X-Press Pearl disaster: Compensation Could Take Years to Settle

By Sulochana RamiahMohan | Published: 12:33 AM Jun 5 2021
News X-Press Pearl disaster: Compensation Could Take Years to Settle

By Sulochana RamiahMohan 

Marine experts say investigations into shipwrecks are a long process and the insurance claim from the Xpress Feeders would take years to complete. Even Feeders of the wrecked ship are waiting until the ship sinks completely so that the investigation could begin and the pumping out the vessel’s fuel can take place, if it is intact. According to information, even the last year’s MV Blue Diamond marine pollution compensation claims have not been received by the local authorities. 

CEO of Shippers Academy Rohan Masakorale added the investigation is a challenge as it is an underwater probe with numerous skills put in place and every bit of the information is gathered and assessments made without leaving anything unchecked. All this has to be on paper for an insurance claim by the Feeders. 

It is then that the insurance company would draw up the final claim paid to Sri Lanka. “It’s a long drawn out process and it has to be handled by professionals of various fields. 

From the Sri Lankan side too, they have to assess all the damages due to the shipwreck and prepare the bills for claimants,” Masakorale added. The Attorney General Department’s legal draftsmen and international experts, scientists and experts too will have to be involved in making the right assessment for Sri Lanka without missing anything. 

Adding to it, Navy Spokesperson Indika de Silva said collecting details from the wrecked ship is not so easy and assumed that it would take another three weeks for divers to get down there. Assessing of the damage caused to the country’s coastal areas and the ecological system of the country due to the debris and the possible oil leak is a huge exercise. 

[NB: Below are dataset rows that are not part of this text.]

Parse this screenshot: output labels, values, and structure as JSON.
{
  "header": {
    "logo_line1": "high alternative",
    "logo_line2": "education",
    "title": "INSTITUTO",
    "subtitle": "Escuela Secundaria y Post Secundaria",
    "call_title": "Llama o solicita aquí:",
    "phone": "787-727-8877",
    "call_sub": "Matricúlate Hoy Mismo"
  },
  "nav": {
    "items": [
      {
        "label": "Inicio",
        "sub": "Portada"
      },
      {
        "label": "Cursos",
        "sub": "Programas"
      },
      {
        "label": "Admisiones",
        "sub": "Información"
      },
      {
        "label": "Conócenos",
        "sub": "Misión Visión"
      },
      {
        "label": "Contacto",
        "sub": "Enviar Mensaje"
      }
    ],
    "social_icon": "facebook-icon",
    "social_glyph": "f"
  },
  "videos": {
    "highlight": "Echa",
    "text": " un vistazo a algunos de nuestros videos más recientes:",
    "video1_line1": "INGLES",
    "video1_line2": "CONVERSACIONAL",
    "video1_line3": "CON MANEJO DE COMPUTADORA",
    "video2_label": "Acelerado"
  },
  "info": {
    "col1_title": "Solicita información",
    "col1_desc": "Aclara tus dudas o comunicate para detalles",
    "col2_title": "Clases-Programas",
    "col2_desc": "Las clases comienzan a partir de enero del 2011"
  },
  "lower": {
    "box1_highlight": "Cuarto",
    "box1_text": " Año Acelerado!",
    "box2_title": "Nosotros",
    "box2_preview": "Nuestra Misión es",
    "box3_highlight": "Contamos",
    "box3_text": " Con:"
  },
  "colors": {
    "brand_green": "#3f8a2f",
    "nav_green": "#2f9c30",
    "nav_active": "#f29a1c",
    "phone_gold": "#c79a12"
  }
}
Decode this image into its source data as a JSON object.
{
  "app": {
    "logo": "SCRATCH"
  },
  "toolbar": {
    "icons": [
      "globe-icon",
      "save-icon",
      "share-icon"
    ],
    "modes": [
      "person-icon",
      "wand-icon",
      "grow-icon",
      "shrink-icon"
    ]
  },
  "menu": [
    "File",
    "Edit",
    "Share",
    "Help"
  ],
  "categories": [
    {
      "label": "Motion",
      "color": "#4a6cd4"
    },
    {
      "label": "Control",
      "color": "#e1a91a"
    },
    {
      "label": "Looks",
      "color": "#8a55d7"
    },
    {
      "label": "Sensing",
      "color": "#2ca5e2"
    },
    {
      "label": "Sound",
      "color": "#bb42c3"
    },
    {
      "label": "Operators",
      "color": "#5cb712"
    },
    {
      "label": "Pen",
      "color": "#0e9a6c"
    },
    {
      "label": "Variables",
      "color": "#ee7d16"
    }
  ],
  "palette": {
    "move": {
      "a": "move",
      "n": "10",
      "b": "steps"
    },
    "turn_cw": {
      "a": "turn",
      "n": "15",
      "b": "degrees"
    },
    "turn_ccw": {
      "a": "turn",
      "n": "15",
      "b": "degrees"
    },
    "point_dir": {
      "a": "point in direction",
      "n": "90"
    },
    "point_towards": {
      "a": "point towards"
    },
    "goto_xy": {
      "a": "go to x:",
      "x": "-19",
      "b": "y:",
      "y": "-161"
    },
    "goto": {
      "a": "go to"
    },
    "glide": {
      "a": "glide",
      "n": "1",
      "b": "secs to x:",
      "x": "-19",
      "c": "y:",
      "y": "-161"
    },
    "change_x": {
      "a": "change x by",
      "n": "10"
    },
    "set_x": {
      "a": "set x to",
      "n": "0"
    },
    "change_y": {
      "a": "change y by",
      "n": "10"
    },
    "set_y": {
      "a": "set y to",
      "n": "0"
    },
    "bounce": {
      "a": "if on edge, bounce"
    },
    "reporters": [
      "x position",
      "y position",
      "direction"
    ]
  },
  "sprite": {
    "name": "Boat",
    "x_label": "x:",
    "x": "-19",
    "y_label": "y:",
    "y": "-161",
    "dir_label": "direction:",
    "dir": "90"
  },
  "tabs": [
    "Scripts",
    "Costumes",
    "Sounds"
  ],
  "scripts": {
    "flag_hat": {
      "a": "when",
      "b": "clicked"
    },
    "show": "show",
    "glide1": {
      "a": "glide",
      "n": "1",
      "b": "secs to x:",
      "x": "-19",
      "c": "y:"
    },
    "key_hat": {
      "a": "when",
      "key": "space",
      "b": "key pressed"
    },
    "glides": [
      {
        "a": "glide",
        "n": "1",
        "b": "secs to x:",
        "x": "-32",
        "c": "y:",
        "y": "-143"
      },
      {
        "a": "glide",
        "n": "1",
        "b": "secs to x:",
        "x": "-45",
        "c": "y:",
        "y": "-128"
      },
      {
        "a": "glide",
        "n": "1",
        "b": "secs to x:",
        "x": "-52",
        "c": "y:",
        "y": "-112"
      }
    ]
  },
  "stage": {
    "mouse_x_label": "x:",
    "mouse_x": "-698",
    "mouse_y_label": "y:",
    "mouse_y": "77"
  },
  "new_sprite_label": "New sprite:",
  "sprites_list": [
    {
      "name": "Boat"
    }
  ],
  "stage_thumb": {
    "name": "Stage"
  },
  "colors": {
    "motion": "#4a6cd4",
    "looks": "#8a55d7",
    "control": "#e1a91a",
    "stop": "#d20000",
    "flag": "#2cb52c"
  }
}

X-Press Feeders’ CEO Shmuel Yoskovitz when questioned by Channel News Asia TV channel about the cost of the damage they will have to settle to Sri Lanka, admitted that “This is now being assessed but we need to bear in mind that this will be a long process ... first of all, to see when this incident will be over and then to assess the total damages. It is very hard to estimate any cost or damages at the moment.” He added, “But we are insured. The direct financial burden on X-Press (Feeders) will be very limited,” he said. 

The situation of the feeder vessel X-Press Pearl remains the same, 9.5 nautical miles off Colombo, at anchorage. It partially sank on 2 June with its aft still visible but that portion is also slowly sinking further said the Navy Spokesman said. He said that divers and salvors have not been engaged at the site yesterday due to adverse weather and murky water. Due to safety considered a priority as the ship is slowly sinking, divers did not engage in work, he added. 

Yoskovitz also noted, to assess the real situation, they will need to wait for the wreck to settle on the seabed and then see what really can be done. In the meantime, the Sri Lanka Navy and the Coastguards were assisting the Criminal investigation Department in the probe into the shipwreck. He believed that the next move would to pump out the fuel from the ship and they will have to ascertain whether the oil in the ship is burnt out completely or whether it is intact. 

We need to find where the fuel is and also find the Voyage Data Recorder. The search operation would be by the salvors, he added. The Xpress Pearl Feeders also confirmed that the ship is gradually sinking and there is no signs of debris and no reports of fuel oil pollution as of 7am Sri Lanka time yesterday (4).

 Yoskovitz further added that his company has enlisted environmental experts, such as the International Tanker Owners Pollution Federation, to monitor the situation. The ship’s aft is sitting on the seabed at a depth of about 21 meters, and the fore section continues to settle down slowly. Salvors remain on scene, supported by the Sri Lankan Navy and the Indian Coast Guard to deal with any possible debris.